Wi-Fi USB adapters bundled with a Linux operating system, key-breaking software and a detailed instruction book are being sold online and at China's bustling electronics bazaars. The kits, pitched as a way for users to surf the Web for free, have drawn enough buyers and attention that one Chinese auction site, Taobao.com, had to ban their sale last year.
With one of the "network-scrounging cards," or "ceng wang ka" in Chinese, a user with little technical knowledge can easily steal passwords to get online via Wi-Fi networks owned by other people.
The kits are also cheap. A merchant in a Beijing bazaar sold one for 165 yuan ($24), a price that included setup help from a man at the other end of the sprawling, multistory building.
The main piece of the kits, an adapter with a six-inch antenna that plugs into a USB port, comes with a CD-ROM to install its driver and a separate live CD-ROM that boots up an operating system called BackTrack.

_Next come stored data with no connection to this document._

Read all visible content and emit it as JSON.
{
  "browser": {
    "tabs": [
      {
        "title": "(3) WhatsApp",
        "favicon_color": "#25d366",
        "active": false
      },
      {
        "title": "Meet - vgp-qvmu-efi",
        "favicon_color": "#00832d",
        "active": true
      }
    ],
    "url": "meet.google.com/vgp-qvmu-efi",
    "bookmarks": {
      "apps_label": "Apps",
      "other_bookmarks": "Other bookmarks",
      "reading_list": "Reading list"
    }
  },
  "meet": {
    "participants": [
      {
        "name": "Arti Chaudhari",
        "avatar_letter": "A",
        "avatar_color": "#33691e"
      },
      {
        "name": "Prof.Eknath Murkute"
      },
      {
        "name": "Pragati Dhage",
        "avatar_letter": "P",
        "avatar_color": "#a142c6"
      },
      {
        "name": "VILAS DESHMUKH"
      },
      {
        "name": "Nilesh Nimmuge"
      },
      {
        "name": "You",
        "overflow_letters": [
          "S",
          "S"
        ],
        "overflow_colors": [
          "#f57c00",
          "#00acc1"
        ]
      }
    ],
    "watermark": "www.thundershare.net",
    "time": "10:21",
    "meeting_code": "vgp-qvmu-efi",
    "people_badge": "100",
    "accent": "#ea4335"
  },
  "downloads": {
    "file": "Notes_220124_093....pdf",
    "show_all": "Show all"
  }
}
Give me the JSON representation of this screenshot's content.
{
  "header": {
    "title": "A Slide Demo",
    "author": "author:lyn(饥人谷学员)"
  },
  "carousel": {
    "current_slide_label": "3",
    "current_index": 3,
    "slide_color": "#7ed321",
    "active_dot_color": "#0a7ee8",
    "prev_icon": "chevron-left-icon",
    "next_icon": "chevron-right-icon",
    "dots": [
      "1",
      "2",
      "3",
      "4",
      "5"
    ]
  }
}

In BackTrack, the user can run applications that try to obtain keys for two protocols used to secure Wi-Fi networks, WEP (Wired Equivalent Privacy) and WPA (Wi-Fi Protected Access). After a successful attack by the applications, called Spoonwep and Spoonwpa, a user can restart Windows and use the revealed key to access its Wi-Fi network.
To crack a WEP key, the applications exploit weaknesses in the protocol that have been known for years. For WPA, they capture data being transmitted over the wireless network and target it with a brute-force attack to guess the key.
Security researchers said they did not know of similar kits sold anywhere besides China, even though tutorials on how to crack WEP have been online for years.
The kits appear to be illegal in China and it is unclear who is bundling the software with the USB adapters. One of the adapter makers is Wifly-City, a company that operates a Wi-Fi network covering coffee shops and other areas in Taipei, Taiwan. A woman surnamed Ren who answered the phone at the company said it does not supply the software that often appears with its products.